Chad Perrin perrin at apotheon.com
Sat Apr 14 20:31:02 UTC 2007

On Sat, Apr 14, 2007 at 04:15:43PM -0400, Parv wrote:
> in message <1176551927.6799.9.camel at FreeBSD.localhost>,
> wrote Paul Butler thusly...
> >
> > If, however, heart-stopping speed appeals to you, you want
> > intelligently planned technology with the latest stable
> > applications, you are operating web servers, or you just plain
> > want to get expertise in real Unix then there is nothing like
> > FreeBSD.
> > 
> > Merely by living with FreeBSD for a year or two on your desktop or
> > laptop, you will really deepen your understanding of unix-derived
> > systems in a way which is not possible with Linux.  This may be
> > very helpful if you either have or contemplate a career in IT.
> I note that Paul mentioned "IT" not a "Unix System Administration".
> So consider the following as my rant.
> There seems to be no entity which offers *entry level* Unix System
> Administration position to those not already living in immediate
> surrounding area (even if one is willing to relocate (at one's own
> expense)).  And "Junior" positions require near 3 years of Unix or
> Linux *paid* experience.
> In my experience, the Unix knowledge & experience gained by using
> FreeBSD (despite the number of years using it) on a machine
> connected to Internet  -- but not actively taking part in LAN-y
> things like internal DNS, file- and backup/restore server,
> heterogeneous computing environment, etc. -- can help only for
> non-system administration positions.

If by "help" you mean "help you get hired", I agree -- unfortunately.

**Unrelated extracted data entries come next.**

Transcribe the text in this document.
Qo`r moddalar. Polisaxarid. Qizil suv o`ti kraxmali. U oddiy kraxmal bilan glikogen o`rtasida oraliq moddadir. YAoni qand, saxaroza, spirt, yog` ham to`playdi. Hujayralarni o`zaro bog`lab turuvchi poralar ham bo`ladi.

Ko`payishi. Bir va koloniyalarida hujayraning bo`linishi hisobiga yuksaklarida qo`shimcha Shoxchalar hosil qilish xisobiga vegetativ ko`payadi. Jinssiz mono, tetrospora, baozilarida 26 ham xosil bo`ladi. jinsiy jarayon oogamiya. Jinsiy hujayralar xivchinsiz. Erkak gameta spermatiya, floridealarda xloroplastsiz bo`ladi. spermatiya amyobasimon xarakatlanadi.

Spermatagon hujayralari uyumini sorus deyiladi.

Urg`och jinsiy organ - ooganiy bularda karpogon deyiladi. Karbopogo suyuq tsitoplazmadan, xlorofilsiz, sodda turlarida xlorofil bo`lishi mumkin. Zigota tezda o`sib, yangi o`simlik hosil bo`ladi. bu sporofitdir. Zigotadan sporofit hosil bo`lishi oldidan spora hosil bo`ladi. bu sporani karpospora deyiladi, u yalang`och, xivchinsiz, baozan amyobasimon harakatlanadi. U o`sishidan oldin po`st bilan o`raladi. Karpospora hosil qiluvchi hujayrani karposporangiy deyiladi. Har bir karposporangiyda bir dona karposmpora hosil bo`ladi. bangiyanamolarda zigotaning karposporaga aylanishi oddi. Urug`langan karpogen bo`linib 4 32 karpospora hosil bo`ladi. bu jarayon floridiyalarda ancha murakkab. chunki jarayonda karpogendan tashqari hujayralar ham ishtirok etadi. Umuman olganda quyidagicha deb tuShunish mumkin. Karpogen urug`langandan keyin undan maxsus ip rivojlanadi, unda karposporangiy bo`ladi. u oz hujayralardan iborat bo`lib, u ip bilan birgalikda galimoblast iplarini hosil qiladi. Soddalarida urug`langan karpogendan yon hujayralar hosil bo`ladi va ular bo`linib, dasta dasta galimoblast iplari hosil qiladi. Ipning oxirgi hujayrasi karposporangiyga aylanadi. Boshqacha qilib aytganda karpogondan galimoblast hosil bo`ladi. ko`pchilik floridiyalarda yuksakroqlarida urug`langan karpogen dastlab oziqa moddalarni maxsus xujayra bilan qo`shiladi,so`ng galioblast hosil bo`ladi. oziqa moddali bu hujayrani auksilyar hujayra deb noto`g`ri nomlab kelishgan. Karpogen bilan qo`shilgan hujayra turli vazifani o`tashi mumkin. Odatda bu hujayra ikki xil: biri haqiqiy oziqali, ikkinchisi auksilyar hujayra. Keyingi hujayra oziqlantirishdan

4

Speaking in terms of skills, on the other hand, I have to disagree.  For
instance, my first year of using Debian as my primary desktop OS made me
a far better MS Windows admin than I ever had been before, despite my
certifications, education, and experience with MS Windows networks prior
to that point.  I suppose that learning more OSes can make one a far
better admin in the OSes one already knew, in a manner similar to the
way learning Haskell, Lisp, or Smalltalk can make one a better C, Java,
or Perl programmer.

CCD CopyWrite Chad Perrin [ http://ccd.apotheon.org ]
Ben Franklin: "As we enjoy great Advantages from the Inventions of
others we should be glad of an Opportunity to serve others by any
Invention of ours, and this we should do freely and generously.